Такая позиция обусловлена, конечно, не только двойственностью происхождения Дюма, но и его способностью видеть в короле не одно воплощение монархической функции, а обычного живого человека, у которого есть свои страсти, порывы, свое отчаяние, своя радость. Если Провидение — всеобщий закон, то и король для него не избранный, а такой же как все, одинаково ответственный за свои поступки, может быть, даже более ответственный, если речь идет о поступках, влияющих на судьбу государства. Так что Дюма не считает справедливым порицать королей только за то, что они короли.
Возможно, Дюма сумел увидеть в королях людей еще и потому, что знал о них не понаслышке, не только из исторических документов. Он был лично знаком со многими венценосными особами; с некоторыми из них его связывала искренняя дружба.
Первым рабочим местом Дюма после его приезда из Виллер-Котре в Париж была канцелярия герцога Людовика Орлеанского, будущего короля Луи-Филиппа. Дюма попал в канцелярию за свой необычайно красивый почерк — другими своими талантами он еще не блеснул. В канцелярии его обязанностью, в частности, была подготовка так называемого «вечернего портфеля» герцога, включавшего в себя его дневную почту и вечерние газеты.

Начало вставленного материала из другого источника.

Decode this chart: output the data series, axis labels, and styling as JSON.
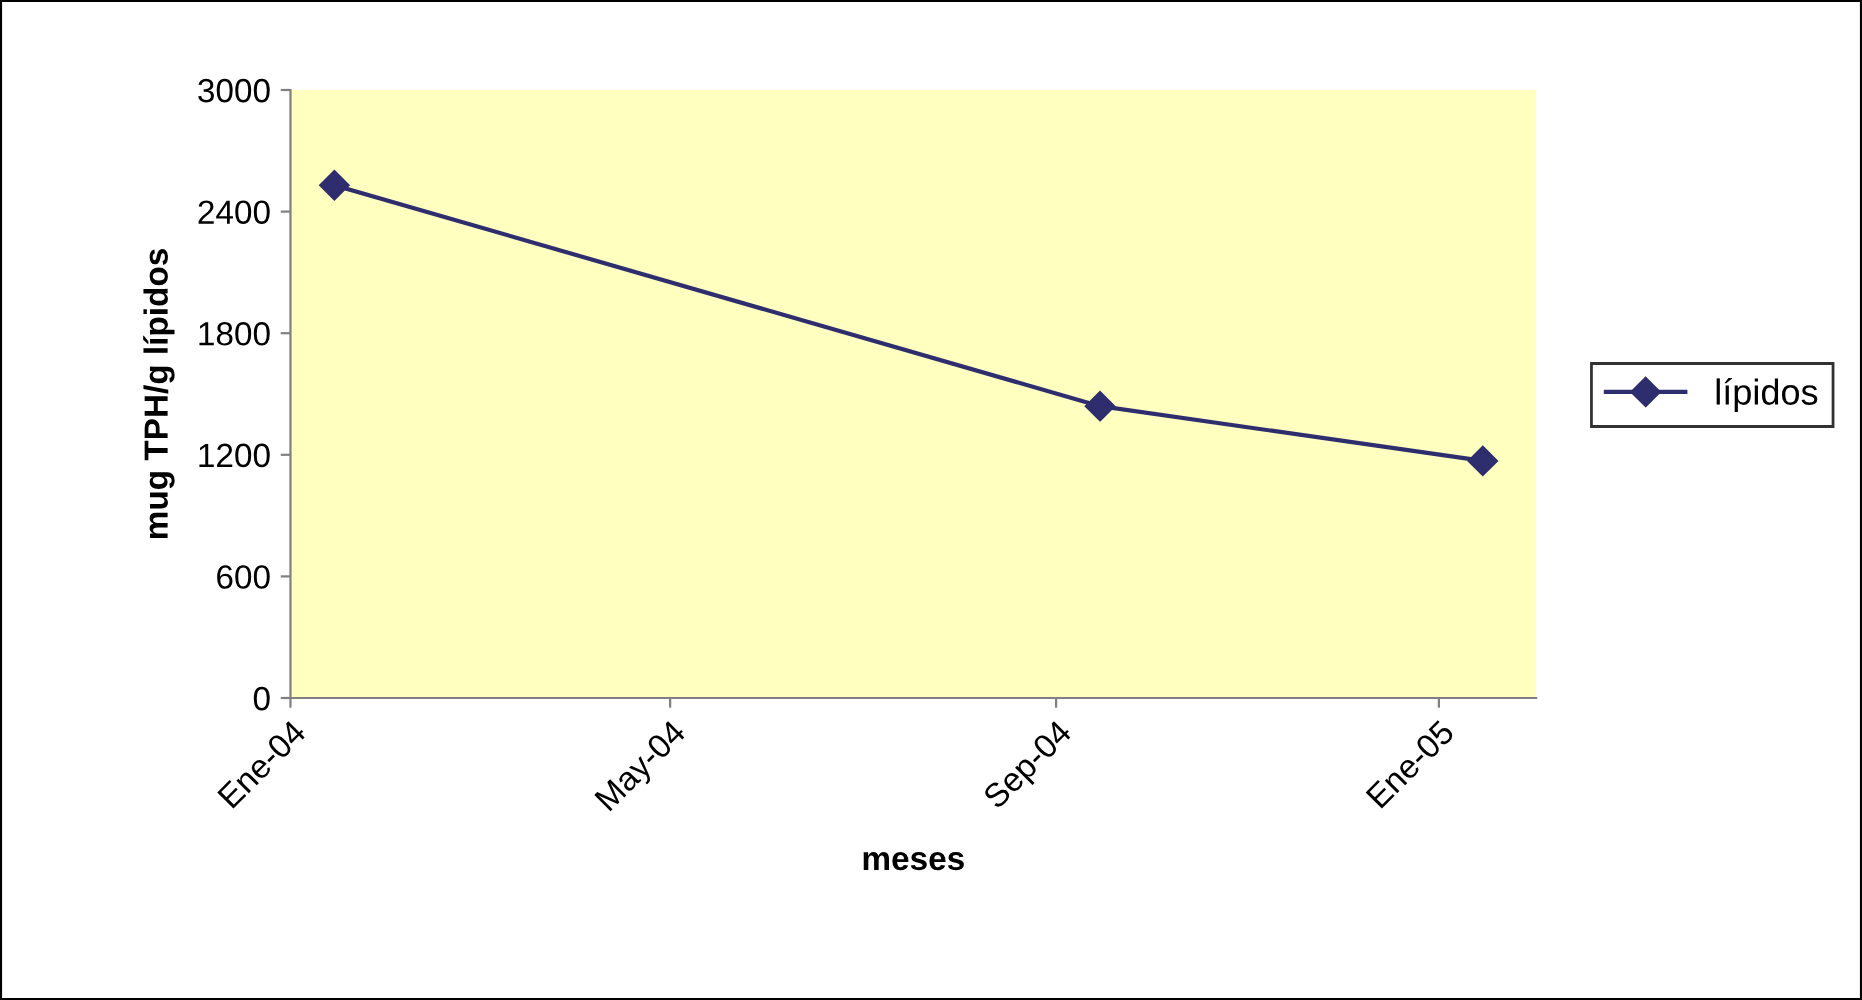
{
  "chart_data": {
    "type": "line",
    "xlabel": "meses",
    "ylabel": "mug TPH/g lípidos",
    "x": [
      "2004-01-15",
      "2004-09-15",
      "2005-01-15"
    ],
    "series": [
      {
        "name": "lípidos",
        "color": "#2e2e6e",
        "values": [
          2530,
          1440,
          1170
        ]
      }
    ],
    "xlim": [
      "2004-01-01",
      "2005-02-01"
    ],
    "xticks": [
      {
        "value": "2004-01-01",
        "label": "Ene-04"
      },
      {
        "value": "2004-05-01",
        "label": "May-04"
      },
      {
        "value": "2004-09-01",
        "label": "Sep-04"
      },
      {
        "value": "2005-01-01",
        "label": "Ene-05"
      }
    ],
    "ylim": [
      0,
      3000
    ],
    "yticks": [
      0,
      600,
      1200,
      1800,
      2400,
      3000
    ],
    "grid": false,
    "legend": "right",
    "marker": "diamond",
    "line_style": "solid"
  }
}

Дюма исправно исполнял свои обязанности, хотя и поругивал суровую богиню Необходимость, заставлявшую его за 125 франков в месяц корпеть над конторской работой, лишая возможности заниматься литературным трудом и ходить по театрам. Постепенно привыкнув к службе, Дюма стал затрачивать на нее все меньше усилий и все больше рабочего времени посвящать написанию пьес. Это не ускользнуло от внимания начальства, и Дюма оказался под угрозой увольнения. Его мать, куда с ббльшим почтением относившаяся к государственной службе, нежели к писательскому поприщу, была в отчаянии. Александра же это не так уж и беспокоило. Ведь его пьеса «Генрих III и его двор» наконец-то была принята к постановке.
Однако вскоре случаются два события, могущие повергнуть в отчаяние даже оптимиста Дюма: его мать тяжело заболевает, а премьера пьесы оказывается под угрозой, поскольку цензура усматривает в ней намеки на существующий режим. Тогда Дюма, даже не испросив аудиенцию, является к герцогу Орлеанскому, просит его заступничества и приглашает на премьеру. Слегка развеселившись при виде такой бравады своего мелкого служащего, герцог соглашается помешать запрету пьесы, но сожалеет, что не сможет прийти на спектакль: в день, на который назначена премьера, он дает званый обед для иностранных принцев. Дюма не отступает, он обещает начать спектакль на час позже и забронировать для принца и его гостей всю первую галерею в театре. И он побеждает! Герцог Орлеанский со всеми своими гостями действительно приходит на премьеру, присоединяется к аплодисментам и остроумно убеждает Карла X разрешить пьесу после того, как цензура все-таки вновь запретила ее.
41
Подробнее о родителях и предках Дюма см. главу шестую.